I am working on acyclic orientations of undirected graphs and have the following questions:

  1. Given connected undirected simple graph $G$, how to find all possible acyclic orientations of $G$ ?
  2. What is the number of acyclic orientations? It is known (from here) to be $(-1)^p\ \chi(G,-\lambda)$ for a graph $G$ with $p$ vertices where $\chi$ is the chromatic polynomial evaluated at $-\lambda$; but I wasn't successful in understanding how to evaluate $\chi$ at a negative value ($-\lambda$).
  • 3
    $\begingroup$ Re 2, $\chi(G,\cdot)$ is just a polynomial. It can be evaluated at any complex point.
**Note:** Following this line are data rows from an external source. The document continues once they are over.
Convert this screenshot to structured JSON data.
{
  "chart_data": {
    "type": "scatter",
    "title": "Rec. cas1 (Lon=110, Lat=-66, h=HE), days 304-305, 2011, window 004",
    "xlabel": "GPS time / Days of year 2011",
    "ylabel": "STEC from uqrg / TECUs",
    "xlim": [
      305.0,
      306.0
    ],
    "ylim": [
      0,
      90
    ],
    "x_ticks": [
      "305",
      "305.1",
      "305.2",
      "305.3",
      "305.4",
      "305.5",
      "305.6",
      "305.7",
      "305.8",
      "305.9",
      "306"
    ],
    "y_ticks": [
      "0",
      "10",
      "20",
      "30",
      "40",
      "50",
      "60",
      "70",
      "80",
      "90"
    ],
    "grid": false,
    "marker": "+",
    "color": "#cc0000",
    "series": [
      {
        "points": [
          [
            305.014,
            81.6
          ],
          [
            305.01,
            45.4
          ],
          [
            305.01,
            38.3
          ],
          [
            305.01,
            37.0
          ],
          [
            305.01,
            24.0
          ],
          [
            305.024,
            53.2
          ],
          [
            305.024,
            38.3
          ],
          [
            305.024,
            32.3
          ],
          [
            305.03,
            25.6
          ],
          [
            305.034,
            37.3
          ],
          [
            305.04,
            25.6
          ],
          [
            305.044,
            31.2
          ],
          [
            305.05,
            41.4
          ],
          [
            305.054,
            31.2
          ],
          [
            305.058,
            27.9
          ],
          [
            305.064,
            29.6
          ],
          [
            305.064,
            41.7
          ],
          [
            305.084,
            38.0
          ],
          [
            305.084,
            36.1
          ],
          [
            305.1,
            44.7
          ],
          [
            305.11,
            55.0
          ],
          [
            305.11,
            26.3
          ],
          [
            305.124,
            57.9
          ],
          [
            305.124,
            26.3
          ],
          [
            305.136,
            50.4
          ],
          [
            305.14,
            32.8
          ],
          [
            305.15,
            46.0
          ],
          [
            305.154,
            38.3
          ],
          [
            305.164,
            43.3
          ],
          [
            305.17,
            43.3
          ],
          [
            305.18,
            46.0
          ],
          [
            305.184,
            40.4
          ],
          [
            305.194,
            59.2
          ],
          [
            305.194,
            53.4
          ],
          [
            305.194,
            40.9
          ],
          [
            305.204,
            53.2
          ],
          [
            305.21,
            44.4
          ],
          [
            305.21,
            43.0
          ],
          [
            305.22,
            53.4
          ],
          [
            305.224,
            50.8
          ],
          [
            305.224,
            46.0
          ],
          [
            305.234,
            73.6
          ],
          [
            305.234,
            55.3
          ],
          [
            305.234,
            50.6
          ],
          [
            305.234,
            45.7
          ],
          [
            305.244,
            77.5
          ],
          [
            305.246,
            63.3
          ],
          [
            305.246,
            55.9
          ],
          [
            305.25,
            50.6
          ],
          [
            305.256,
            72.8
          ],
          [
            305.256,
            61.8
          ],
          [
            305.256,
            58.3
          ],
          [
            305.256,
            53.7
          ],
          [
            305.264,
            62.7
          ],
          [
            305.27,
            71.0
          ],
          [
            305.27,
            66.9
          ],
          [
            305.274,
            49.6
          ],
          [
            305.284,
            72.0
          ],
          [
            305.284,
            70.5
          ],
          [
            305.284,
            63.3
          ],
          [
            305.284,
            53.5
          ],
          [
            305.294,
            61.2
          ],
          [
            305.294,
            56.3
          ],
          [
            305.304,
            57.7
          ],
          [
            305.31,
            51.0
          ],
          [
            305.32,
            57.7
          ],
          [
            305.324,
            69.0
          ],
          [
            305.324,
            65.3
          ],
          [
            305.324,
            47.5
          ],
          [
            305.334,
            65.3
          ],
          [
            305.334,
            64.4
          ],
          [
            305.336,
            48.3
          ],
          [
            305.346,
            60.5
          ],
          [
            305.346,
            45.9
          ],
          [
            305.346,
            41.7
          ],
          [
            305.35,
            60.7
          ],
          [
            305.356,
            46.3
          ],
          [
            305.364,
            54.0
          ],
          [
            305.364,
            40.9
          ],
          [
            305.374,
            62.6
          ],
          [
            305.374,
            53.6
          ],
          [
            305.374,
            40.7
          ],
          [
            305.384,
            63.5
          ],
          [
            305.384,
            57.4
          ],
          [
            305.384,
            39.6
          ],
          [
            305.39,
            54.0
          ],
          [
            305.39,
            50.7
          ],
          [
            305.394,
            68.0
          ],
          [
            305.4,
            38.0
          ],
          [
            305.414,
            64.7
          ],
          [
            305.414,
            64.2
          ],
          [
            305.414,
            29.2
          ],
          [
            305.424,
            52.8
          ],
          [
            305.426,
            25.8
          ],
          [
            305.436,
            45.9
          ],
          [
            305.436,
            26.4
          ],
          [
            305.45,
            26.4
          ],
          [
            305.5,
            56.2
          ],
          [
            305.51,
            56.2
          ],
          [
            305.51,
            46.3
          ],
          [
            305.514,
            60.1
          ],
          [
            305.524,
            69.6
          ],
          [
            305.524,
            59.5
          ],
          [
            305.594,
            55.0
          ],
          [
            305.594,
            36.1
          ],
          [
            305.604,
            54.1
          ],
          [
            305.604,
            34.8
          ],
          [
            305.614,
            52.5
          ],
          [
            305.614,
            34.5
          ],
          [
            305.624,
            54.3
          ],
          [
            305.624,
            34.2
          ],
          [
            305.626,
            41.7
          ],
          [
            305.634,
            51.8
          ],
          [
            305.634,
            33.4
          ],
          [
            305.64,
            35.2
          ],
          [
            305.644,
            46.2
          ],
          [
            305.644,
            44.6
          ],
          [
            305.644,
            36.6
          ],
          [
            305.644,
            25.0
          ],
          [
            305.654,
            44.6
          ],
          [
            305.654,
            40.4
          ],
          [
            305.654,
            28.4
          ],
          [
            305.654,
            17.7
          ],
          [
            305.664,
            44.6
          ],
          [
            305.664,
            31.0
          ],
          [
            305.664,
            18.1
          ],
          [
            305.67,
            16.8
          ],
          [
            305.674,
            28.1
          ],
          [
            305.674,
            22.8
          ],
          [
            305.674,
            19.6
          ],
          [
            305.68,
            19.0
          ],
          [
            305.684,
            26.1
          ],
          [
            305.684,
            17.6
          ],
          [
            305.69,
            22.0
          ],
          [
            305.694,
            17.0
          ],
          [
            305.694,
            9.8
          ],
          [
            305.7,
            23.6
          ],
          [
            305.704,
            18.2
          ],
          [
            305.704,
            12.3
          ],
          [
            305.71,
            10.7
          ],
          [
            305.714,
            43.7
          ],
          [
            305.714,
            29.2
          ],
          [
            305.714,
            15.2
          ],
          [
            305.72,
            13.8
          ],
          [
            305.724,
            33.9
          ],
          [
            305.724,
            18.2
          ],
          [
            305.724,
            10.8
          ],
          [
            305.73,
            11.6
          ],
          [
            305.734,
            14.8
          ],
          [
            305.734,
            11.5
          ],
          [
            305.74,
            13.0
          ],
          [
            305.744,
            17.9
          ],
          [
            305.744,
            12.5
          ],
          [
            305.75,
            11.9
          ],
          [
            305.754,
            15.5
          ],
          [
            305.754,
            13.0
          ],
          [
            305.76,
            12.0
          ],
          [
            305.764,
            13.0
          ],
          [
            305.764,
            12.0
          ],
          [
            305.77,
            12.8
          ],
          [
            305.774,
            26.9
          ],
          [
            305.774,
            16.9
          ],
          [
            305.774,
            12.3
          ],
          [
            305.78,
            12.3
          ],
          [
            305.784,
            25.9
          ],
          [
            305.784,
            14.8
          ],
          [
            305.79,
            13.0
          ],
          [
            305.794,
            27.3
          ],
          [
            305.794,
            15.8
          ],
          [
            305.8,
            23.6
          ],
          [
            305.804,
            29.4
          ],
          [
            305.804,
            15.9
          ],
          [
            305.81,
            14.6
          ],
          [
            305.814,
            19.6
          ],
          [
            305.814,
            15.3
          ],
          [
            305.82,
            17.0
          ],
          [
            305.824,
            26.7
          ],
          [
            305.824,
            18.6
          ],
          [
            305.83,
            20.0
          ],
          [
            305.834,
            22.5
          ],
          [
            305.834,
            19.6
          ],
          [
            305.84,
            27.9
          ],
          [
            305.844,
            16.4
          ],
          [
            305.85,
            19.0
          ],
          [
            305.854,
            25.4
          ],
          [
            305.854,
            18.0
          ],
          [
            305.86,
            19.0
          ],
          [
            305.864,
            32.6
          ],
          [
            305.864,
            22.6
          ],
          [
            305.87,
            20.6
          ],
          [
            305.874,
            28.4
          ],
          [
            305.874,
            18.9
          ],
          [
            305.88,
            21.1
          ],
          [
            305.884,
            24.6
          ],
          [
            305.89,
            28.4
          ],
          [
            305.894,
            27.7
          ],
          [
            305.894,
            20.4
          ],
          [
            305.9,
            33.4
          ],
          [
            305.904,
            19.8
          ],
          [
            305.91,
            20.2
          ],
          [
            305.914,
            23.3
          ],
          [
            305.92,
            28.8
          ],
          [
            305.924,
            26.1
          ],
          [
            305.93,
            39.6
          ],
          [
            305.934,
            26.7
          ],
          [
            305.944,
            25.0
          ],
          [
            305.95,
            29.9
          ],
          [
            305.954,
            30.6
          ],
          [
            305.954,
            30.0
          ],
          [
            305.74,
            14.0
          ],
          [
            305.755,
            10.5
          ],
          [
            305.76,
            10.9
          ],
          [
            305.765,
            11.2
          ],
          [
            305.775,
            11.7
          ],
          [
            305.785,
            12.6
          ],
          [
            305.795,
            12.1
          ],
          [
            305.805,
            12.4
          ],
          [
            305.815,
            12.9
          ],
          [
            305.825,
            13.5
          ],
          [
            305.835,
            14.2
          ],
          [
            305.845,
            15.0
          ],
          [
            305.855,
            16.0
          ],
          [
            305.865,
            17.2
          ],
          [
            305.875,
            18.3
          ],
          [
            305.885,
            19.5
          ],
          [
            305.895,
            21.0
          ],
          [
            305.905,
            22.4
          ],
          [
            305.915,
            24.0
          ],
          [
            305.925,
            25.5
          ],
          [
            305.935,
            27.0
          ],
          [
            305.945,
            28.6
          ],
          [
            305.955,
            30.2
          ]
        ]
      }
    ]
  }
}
The number of acyclic orientations is $(-1)^p \chi(G,-1)$, where $p$ is the number of vertices. For example, the chromatic polynomial of a triangle is $t(t-1)(t-2)$, and so the number of acyclic orientations is $(-1)^3(-1)(-2)(-3) = 6$ (all $2^3$ orientations other than the $2$ cyclic orientations). $\endgroup$ Commented Apr 28, 2014 at 3:09
  • $\begingroup$ @YuvalFilmus thanks a lot. so its a matter of evaluating the polynomial at $-\lambda$. $\endgroup$
    – seteropere
    Commented Apr 28, 2014 at 18:44

1 Answer 1


As Yuval noted, you can count the number of acyclic orientations by evaluating the chromatic polynomial of a graph at negative unity. For computing chromatic polynomials, there are efficient algorithms known for some graph classes.

There is also a recursive algorithm for generating all acyclic orientations of a graph given by Squire [1]. The algorithm requires $O(n)$ time per acyclic orientation generated. Roughly 20 years ago this was the fastest algorithm known; it's possible a faster one is known now, or that you can improve Squire's algorithm by known techniques.

[1] Squire, M. B. (1998). Generating the acyclic orientations of a graph. Journal of Algorithms, 26(2), 275-290.